Die Invasion hatte fatale Folgen: An den Brennpunkten der willkürlich gezogenen Grenze wachen bis heute UN-Soldaten über die Einhaltung des brüchigen Friedens. Der ehemals reiche Norden, in dem 70 Prozent des Wirtschaftspotentials angesiedelt waren und der bis heute zu den touristischen Perlen der Mittelmeerregion zählt, verarmte zusehends. Ankara betrachtet den besetzten Teil lediglich als Kolonie; 95 Prozent Inflation und eine marode türkische Lira im Mutterland verhindern jegliche wirtschaftliche Konsolidierung. Inzwischen werden neben dem stabilen südzypriotischen Pfund vor allem der Dollar und die D-Mark als harte Währung gehandelt.
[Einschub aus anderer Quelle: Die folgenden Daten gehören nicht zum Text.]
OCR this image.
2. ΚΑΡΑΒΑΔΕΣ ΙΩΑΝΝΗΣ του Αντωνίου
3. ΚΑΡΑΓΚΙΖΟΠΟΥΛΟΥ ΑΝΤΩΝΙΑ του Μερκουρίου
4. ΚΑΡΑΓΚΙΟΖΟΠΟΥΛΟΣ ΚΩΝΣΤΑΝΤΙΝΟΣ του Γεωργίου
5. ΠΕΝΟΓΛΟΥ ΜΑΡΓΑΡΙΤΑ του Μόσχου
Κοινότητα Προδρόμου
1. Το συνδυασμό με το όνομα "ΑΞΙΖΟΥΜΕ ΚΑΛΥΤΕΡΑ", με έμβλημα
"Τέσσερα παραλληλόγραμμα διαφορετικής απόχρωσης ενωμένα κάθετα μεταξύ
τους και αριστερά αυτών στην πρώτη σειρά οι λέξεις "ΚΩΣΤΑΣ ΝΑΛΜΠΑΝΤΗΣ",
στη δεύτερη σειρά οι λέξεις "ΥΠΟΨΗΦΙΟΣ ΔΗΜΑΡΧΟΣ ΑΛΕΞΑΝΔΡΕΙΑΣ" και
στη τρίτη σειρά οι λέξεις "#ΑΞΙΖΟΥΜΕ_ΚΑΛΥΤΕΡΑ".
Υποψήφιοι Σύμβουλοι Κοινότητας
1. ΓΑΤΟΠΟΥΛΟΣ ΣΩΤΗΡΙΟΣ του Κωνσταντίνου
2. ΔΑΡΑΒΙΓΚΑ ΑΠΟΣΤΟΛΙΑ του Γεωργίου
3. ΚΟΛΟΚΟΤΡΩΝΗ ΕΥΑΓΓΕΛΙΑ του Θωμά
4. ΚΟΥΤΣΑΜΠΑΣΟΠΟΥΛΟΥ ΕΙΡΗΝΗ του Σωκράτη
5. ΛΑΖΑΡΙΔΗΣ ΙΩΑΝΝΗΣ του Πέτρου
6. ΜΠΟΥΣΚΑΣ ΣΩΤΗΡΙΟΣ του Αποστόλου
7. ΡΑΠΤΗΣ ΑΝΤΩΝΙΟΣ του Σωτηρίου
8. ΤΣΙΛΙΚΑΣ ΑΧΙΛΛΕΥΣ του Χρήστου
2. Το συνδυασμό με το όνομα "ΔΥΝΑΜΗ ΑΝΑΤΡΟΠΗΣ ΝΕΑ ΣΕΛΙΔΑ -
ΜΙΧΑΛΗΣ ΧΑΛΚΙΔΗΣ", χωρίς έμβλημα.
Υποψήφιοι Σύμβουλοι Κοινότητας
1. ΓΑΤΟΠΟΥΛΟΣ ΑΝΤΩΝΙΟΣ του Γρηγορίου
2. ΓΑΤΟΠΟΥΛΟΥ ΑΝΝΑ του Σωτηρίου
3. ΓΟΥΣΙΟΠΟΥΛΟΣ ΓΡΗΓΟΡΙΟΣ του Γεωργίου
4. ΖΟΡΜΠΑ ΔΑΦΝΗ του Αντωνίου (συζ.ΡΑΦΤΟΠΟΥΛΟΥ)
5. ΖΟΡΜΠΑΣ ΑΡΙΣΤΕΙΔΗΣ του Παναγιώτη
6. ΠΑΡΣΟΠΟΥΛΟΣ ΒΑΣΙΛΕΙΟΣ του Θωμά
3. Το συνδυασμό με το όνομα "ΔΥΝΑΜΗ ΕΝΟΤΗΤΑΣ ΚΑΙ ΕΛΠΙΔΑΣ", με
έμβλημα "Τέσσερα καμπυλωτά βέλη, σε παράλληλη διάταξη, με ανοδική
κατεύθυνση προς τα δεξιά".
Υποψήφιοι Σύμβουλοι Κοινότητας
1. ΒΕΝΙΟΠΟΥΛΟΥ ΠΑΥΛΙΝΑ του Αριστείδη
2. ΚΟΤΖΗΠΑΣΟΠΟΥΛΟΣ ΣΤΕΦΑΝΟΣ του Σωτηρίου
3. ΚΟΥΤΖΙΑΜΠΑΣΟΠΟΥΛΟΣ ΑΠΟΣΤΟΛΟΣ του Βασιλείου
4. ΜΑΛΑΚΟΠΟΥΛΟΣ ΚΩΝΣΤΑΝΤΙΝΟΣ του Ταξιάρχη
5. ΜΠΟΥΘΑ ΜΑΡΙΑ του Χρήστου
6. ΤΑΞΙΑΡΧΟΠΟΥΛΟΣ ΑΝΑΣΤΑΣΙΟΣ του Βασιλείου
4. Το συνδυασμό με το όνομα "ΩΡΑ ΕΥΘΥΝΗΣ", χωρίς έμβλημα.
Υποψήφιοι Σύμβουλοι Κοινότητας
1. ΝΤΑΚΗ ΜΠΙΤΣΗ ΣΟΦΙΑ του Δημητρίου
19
Die griechischen Zyprioten werfen Denktash vor, den Friedensprozeß dadurch zu blockieren, daß er sich allen Verhandlungen über eine Föderation verweigert, in der Norden und Süden gleichberechtigt nebeneinander sitzen und souverän entscheiden. Hinzu kommt, daß sich die griechischen Zyprioten europapolitisch im Vorteil sehen, weil sie glauben, sich in puncto Menschenrechte und Währungsstabilität nichts vorwerfen zu müssen.

"Wir haben", so brachte es der 28 Jahre alte Taxifahrer Andreas in Nikosia-Süd den Punkt, "zwar ein kapitalistisches System, aber das haben die in der Türkei und im Norden von Zypern ja auch. Mit dem wesentlichen Unterschied, daß es uns uns hier im Süden doch erheblich besser geht. Und wir verfolgen auch keine ethnischen Minderheiten, wie das die Türkei gegenüber den Kurden praktiziert."